Before we get into what’s happening in the Middle Kingdom (see below), let’s look at what Thursday brought in the rest of the world.
TLJ made $14M globally, of which the overseas total was $9.7M for 14% of last weekend. In the UK, the Disney/Lucasfilm continuation of the sci-fi saga is now the No. 1 film of 2017 with £73.1M, spending 22 consecutive days at the top of the local chart. It is currently the No. 7 movie ever in the UK/Ireland. In U.S. dollars, it is approaching $100M.
Rounding out the Top 5 Jedi bases are still Germany ($68.2M), France ($53.7M), Japan ($49M) and Australia ($37.9M).

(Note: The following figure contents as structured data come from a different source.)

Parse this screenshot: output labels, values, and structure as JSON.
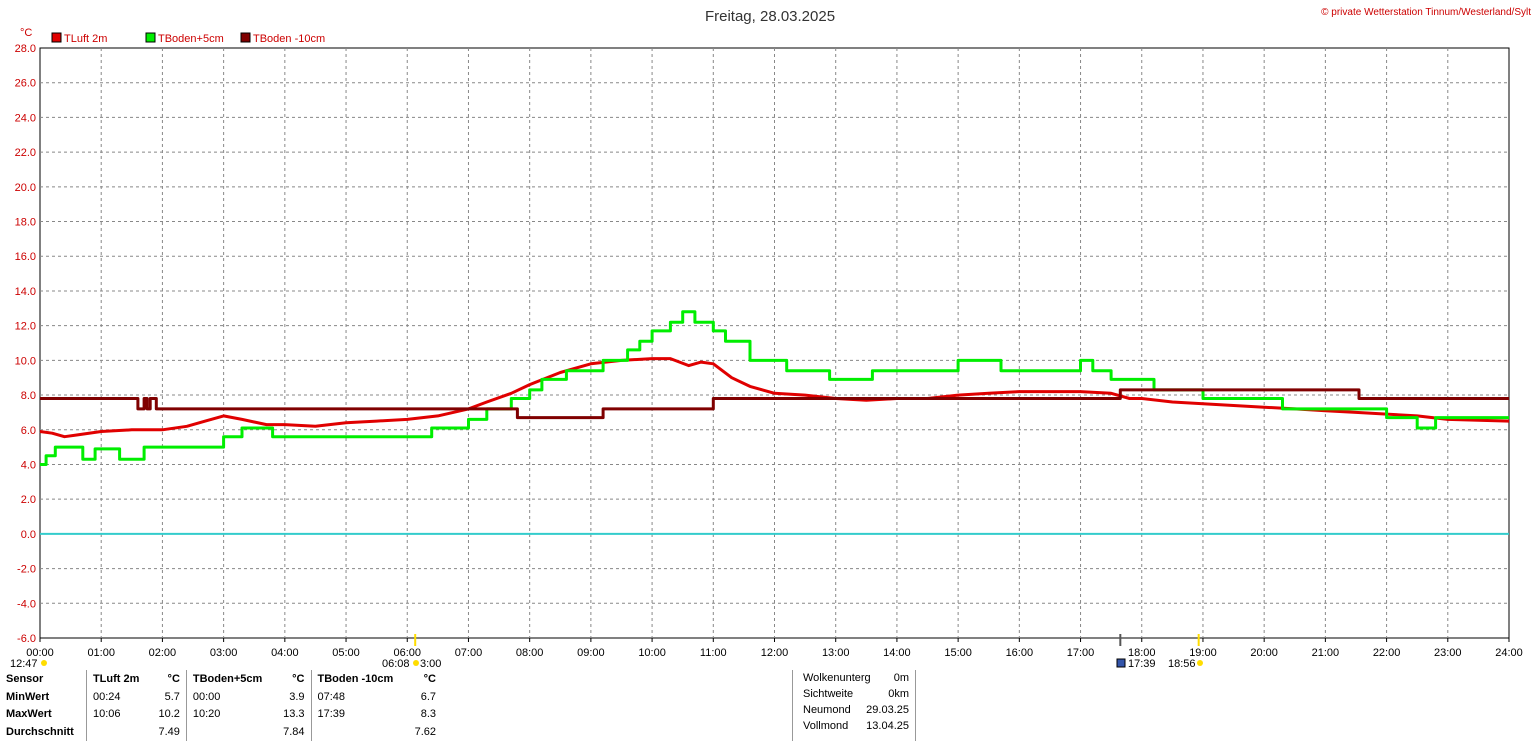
{
  "header": {
    "title": "Freitag, 28.03.2025",
    "copyright": "© private Wetterstation Tinnum/Westerland/Sylt",
    "unit": "°C"
  },
  "legend": [
    {
      "label": "TLuft 2m",
      "color": "#e00000"
    },
    {
      "label": "TBoden+5cm",
      "color": "#00ee00"
    },
    {
      "label": "TBoden -10cm",
      "color": "#800000"
    }
  ],
  "chart_data": {
    "type": "line",
    "x_unit": "hours",
    "ylim": [
      -6,
      28
    ],
    "xlim": [
      0,
      24
    ],
    "y_ticks": [
      "28.0",
      "26.0",
      "24.0",
      "22.0",
      "20.0",
      "18.0",
      "16.0",
      "14.0",
      "12.0",
      "10.0",
      "8.0",
      "6.0",
      "4.0",
      "2.0",
      "0.0",
      "-2.0",
      "-4.0",
      "-6.0"
    ],
    "y_tick_values": [
      28,
      26,
      24,
      22,
      20,
      18,
      16,
      14,
      12,
      10,
      8,
      6,
      4,
      2,
      0,
      -2,
      -4,
      -6
    ],
    "x_ticks": [
      "00:00",
      "01:00",
      "02:00",
      "03:00",
      "04:00",
      "05:00",
      "06:00",
      "07:00",
      "08:00",
      "09:00",
      "10:00",
      "11:00",
      "12:00",
      "13:00",
      "14:00",
      "15:00",
      "16:00",
      "17:00",
      "18:00",
      "19:00",
      "20:00",
      "21:00",
      "22:00",
      "23:00",
      "24:00"
    ],
    "grid": true,
    "zero_line_color": "#33cccc",
    "series": [
      {
        "name": "TLuft 2m",
        "color": "#e00000",
        "step": false,
        "x": [
          0,
          0.2,
          0.4,
          0.6,
          1,
          1.5,
          2,
          2.4,
          2.7,
          3,
          3.3,
          3.7,
          4,
          4.5,
          5,
          5.5,
          6,
          6.5,
          7,
          7.3,
          7.7,
          8,
          8.5,
          9,
          9.5,
          10,
          10.3,
          10.6,
          10.8,
          11,
          11.3,
          11.6,
          12,
          12.5,
          13,
          13.5,
          14,
          14.5,
          15,
          15.5,
          16,
          16.5,
          17,
          17.5,
          17.8,
          18,
          18.5,
          19,
          19.5,
          20,
          20.5,
          21,
          21.5,
          22,
          22.5,
          23,
          24
        ],
        "y": [
          5.9,
          5.8,
          5.6,
          5.7,
          5.9,
          6,
          6,
          6.2,
          6.5,
          6.8,
          6.6,
          6.3,
          6.3,
          6.2,
          6.4,
          6.5,
          6.6,
          6.8,
          7.2,
          7.6,
          8.1,
          8.6,
          9.3,
          9.8,
          10,
          10.1,
          10.1,
          9.7,
          9.9,
          9.8,
          9,
          8.5,
          8.1,
          8,
          7.8,
          7.7,
          7.8,
          7.8,
          8,
          8.1,
          8.2,
          8.2,
          8.2,
          8.1,
          7.8,
          7.8,
          7.6,
          7.5,
          7.4,
          7.3,
          7.2,
          7.1,
          7,
          6.9,
          6.8,
          6.6,
          6.5
        ]
      },
      {
        "name": "TBoden+5cm",
        "color": "#00ee00",
        "step": true,
        "x": [
          0,
          0.1,
          0.25,
          0.7,
          0.9,
          1.3,
          1.7,
          2,
          2.6,
          3.0,
          3.3,
          3.8,
          4.0,
          4.6,
          6.2,
          6.4,
          7.0,
          7.3,
          7.7,
          8.0,
          8.2,
          8.6,
          9.2,
          9.6,
          9.8,
          10.0,
          10.3,
          10.5,
          10.7,
          11.0,
          11.2,
          11.6,
          12.2,
          12.6,
          12.9,
          13.2,
          13.6,
          14.1,
          14.6,
          15,
          15.7,
          16.0,
          16.5,
          17.0,
          17.2,
          17.5,
          17.8,
          18.2,
          19.0,
          19.3,
          20.0,
          20.3,
          21.0,
          21.3,
          21.7,
          22.0,
          22.5,
          22.8,
          24.0
        ],
        "y": [
          4.0,
          4.5,
          5.0,
          4.3,
          4.9,
          4.3,
          5.0,
          5.0,
          5.0,
          5.6,
          6.1,
          5.6,
          5.6,
          5.6,
          5.6,
          6.1,
          6.6,
          7.2,
          7.8,
          8.3,
          8.9,
          9.4,
          10.0,
          10.6,
          11.1,
          11.7,
          12.2,
          12.8,
          12.2,
          11.7,
          11.1,
          10.0,
          9.4,
          9.4,
          8.9,
          8.9,
          9.4,
          9.4,
          9.4,
          10.0,
          9.4,
          9.4,
          9.4,
          10.0,
          9.4,
          8.9,
          8.9,
          8.3,
          7.8,
          7.8,
          7.8,
          7.2,
          7.2,
          7.2,
          7.2,
          6.7,
          6.1,
          6.7,
          6.7
        ]
      },
      {
        "name": "TBoden -10cm",
        "color": "#800000",
        "step": true,
        "x": [
          0,
          1.5,
          1.6,
          1.7,
          1.75,
          1.8,
          1.9,
          2.0,
          4.0,
          6.0,
          7.8,
          9.2,
          11.0,
          13.0,
          15.0,
          17.0,
          17.65,
          18.0,
          20.0,
          21.55,
          22.0,
          24.0
        ],
        "y": [
          7.8,
          7.8,
          7.2,
          7.8,
          7.2,
          7.8,
          7.2,
          7.2,
          7.2,
          7.2,
          6.7,
          7.2,
          7.8,
          7.8,
          7.8,
          7.8,
          8.3,
          8.3,
          8.3,
          7.8,
          7.8,
          7.8
        ]
      }
    ]
  },
  "sun_markers": {
    "left": "12:47",
    "rise": "06:08",
    "rise2": "3:00",
    "moon_rise": "17:39",
    "set": "18:56"
  },
  "stats": {
    "headers": [
      "Sensor",
      "TLuft 2m",
      "°C",
      "TBoden+5cm",
      "°C",
      "TBoden -10cm",
      "°C"
    ],
    "rows": [
      {
        "label": "MinWert",
        "t1": "00:24",
        "v1": "5.7",
        "t2": "00:00",
        "v2": "3.9",
        "t3": "07:48",
        "v3": "6.7"
      },
      {
        "label": "MaxWert",
        "t1": "10:06",
        "v1": "10.2",
        "t2": "10:20",
        "v2": "13.3",
        "t3": "17:39",
        "v3": "8.3"
      },
      {
        "label": "Durchschnitt",
        "t1": "",
        "v1": "7.49",
        "t2": "",
        "v2": "7.84",
        "t3": "",
        "v3": "7.62"
      }
    ]
  },
  "extra": [
    {
      "label": "Wolkenunterg",
      "value": "0m"
    },
    {
      "label": "Sichtweite",
      "value": "0km"
    },
    {
      "label": "Neumond",
      "value": "29.03.25"
    },
    {
      "label": "Vollmond",
      "value": "13.04.25"
    }
  ]
}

Now back to China. Facing facts: The Last Jedi was never going to be a slam dunk there. As we’ve reminded since The Force Awakens was setting up its Middle Kingdom bow in 2015, the country has a lack of familiarity with the franchise. That means there is essentially no nostalgia that comes close to what we see in other markets. And sci-fi as a whole is not the go-to genre.
Disney has done its level best to carve out a niche for Star Wars. In 2015 it put 500 Stormtroopers on the Great Wall in a widely-mediatized stunt and had Lu Han as the official ambassador. Last year’s Rogue One featured local mega-stars Jiang Wen and Donnie Yen in what felt like organic, rather than stunt, casting.
But there was little in the Last Jedi story to up the ante. We also hear that the important 2nd and 3rd tier cities are not responding. And, there’s a smash local comedy out that is dominating in its 2nd week.
Holding a splashy premiere at the Disney Shanghai Resort in December was a good move for Jedi and the film has been heavily marketed locally where the team worked hard to spread the word. Characters in the movie also have brief introductions with subtitles.
Does all this mean mean Disney should throw in the towel on China where Star Wars is concerned? Given the Jedi world and all it encompasses is already well-built, it’s hard to imagine how world-building with specific China appeal could be handled. Then again, Coco may have just turned around Pixar’s traditionally soft Middle Kingdom fortunes — we’ll know more when The Incredibles 2 bows there this year and see if that Disney brand’s appeal has been maintained.
It’s disappointing that Disney hasn’t been able to crack China on what is such a beloved — and debated — franchise in much of the rest of the world. But $1,122.4M global and counting is still nothing to shake a lightsaber at.